I have ordered a set of Proto:48 upgrade wheelsets from NorthWest Short Line. Once I have those in hand, I will consider drive upgrade options. P&D Hobbies sells Weaver upgrade and replacement parts including a kit to convert the drive to the second version with drive towers in the trucks. Finescale360 also sells drive tower upgrades for the second version so I will have to make enquiries about what the best course is.
Also on the list will be etched brass grills since the shell has solid ones molded in and I want to put speakers in this loco as I did on the SW-8.
In the not too distant future, Comstock Road will have some rails that a locomotive can run on. I have an Atlas SW-8 converted to Proto:48 with drop-in NWSL wheelsets. This unit will be the only loco for the near future although I will probably acquire at least one more of a different class that CN might have plausibly run in Scarborough in the ’70’s.

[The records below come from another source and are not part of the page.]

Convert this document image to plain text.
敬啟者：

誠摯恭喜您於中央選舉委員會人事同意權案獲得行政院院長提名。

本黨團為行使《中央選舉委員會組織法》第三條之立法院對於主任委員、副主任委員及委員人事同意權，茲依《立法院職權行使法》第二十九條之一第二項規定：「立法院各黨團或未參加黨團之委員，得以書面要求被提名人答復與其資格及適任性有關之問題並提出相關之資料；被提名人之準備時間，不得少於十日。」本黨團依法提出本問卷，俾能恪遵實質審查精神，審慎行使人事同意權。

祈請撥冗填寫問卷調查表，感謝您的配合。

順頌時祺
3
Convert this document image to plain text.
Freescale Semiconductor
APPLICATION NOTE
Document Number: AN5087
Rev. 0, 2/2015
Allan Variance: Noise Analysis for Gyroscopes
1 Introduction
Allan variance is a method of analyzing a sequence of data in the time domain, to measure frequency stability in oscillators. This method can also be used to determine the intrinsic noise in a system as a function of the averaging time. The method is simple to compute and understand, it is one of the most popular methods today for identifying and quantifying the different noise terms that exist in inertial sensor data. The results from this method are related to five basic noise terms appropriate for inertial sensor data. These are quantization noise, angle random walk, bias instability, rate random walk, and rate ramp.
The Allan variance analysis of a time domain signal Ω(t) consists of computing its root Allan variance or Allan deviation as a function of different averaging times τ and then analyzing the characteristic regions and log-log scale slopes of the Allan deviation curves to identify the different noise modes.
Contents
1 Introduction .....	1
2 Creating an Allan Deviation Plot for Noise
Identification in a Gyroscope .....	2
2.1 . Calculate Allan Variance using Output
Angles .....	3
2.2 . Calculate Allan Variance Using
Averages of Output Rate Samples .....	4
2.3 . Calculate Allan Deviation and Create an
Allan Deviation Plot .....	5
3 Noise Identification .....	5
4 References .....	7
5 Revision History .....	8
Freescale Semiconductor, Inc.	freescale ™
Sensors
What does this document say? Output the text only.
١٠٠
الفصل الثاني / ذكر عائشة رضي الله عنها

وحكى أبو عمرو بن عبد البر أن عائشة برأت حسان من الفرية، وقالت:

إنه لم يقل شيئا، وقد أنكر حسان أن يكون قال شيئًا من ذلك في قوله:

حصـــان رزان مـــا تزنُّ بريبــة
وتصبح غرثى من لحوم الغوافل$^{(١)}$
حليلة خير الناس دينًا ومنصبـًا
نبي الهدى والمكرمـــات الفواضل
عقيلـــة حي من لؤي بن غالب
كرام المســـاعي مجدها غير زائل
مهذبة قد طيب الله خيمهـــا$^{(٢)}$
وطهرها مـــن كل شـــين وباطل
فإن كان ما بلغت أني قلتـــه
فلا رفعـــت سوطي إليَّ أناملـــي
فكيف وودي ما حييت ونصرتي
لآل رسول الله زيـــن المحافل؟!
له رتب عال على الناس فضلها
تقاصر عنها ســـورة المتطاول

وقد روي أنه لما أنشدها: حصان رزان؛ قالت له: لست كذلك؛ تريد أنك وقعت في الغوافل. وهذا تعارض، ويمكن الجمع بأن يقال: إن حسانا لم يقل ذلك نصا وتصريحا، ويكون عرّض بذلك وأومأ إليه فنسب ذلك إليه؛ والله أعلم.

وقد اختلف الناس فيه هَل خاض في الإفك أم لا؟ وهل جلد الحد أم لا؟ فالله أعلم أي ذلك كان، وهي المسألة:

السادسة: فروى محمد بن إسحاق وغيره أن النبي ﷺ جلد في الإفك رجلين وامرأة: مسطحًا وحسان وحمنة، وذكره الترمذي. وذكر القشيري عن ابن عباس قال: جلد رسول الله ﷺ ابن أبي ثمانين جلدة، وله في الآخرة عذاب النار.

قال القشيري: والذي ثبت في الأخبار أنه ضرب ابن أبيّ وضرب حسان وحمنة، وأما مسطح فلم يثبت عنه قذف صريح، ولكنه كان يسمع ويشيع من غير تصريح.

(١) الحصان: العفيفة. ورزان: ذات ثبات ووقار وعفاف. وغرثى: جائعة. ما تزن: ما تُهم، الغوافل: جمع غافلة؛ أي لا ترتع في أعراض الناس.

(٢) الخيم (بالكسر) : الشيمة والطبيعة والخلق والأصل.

The before photo reveals a few minor tweaks needed.
I am neither an experience locomotive detailer nor an expert on CN locomotives so I expect this project to be a learning experience in many ways. I have begun making a list the things that will need to done to produce a plausible CN SW-8. I am looking at photos on sites such as CNR Photos to get an idea of what needs to be done.
- DCC decoder and sound.
- Paint (duh) – the yellow paint looks very thick to my inexpert eye. The louvers and hinges may be decently molded under all that paint.
- Decals – fortunately, the simple paint scheme does not require a special decal set. If I can find CN “wet noodles” in the appropriate size, I am class labels, GS-8a, and unit numbers, 7100 series, away from done.
- Maybe louvers and hinges depending
- Spark arrestor – this is probably the most distinctive feature on CN switchers.
- Headlight/number boards
- Side handrails – outer ones on stanchions, not ones on the hood. Some holes are going to need to be plugged.
- Remove MU drop steps
- Air hose but no MU hoses.
- Sinclair antenna on the cab roof
- Horn – seems to vary from unit to unit, will have to pick a specific one. None match the current model one, of course
- Those bay windows – extended view?
- Flush windows – the Atlas ones are highly inset – there is/was a kit for these
- Replace all the grabs and handrails with scale sized wire.
- Windshield wipers
- The roof and cab wall are massively thick compared to the prototype. A replacement cab out of sheet brass would look much better if I can pull it off.
- Cab interior.
Phew, this might take a while. I will either need to resort to an initial quicky re-paint and do the detailing incrementally, get a second loco to use while this one is all over the shop floor in pieces or be resigned to having an unpainted, partially detailed shop escapee handling the switching chores.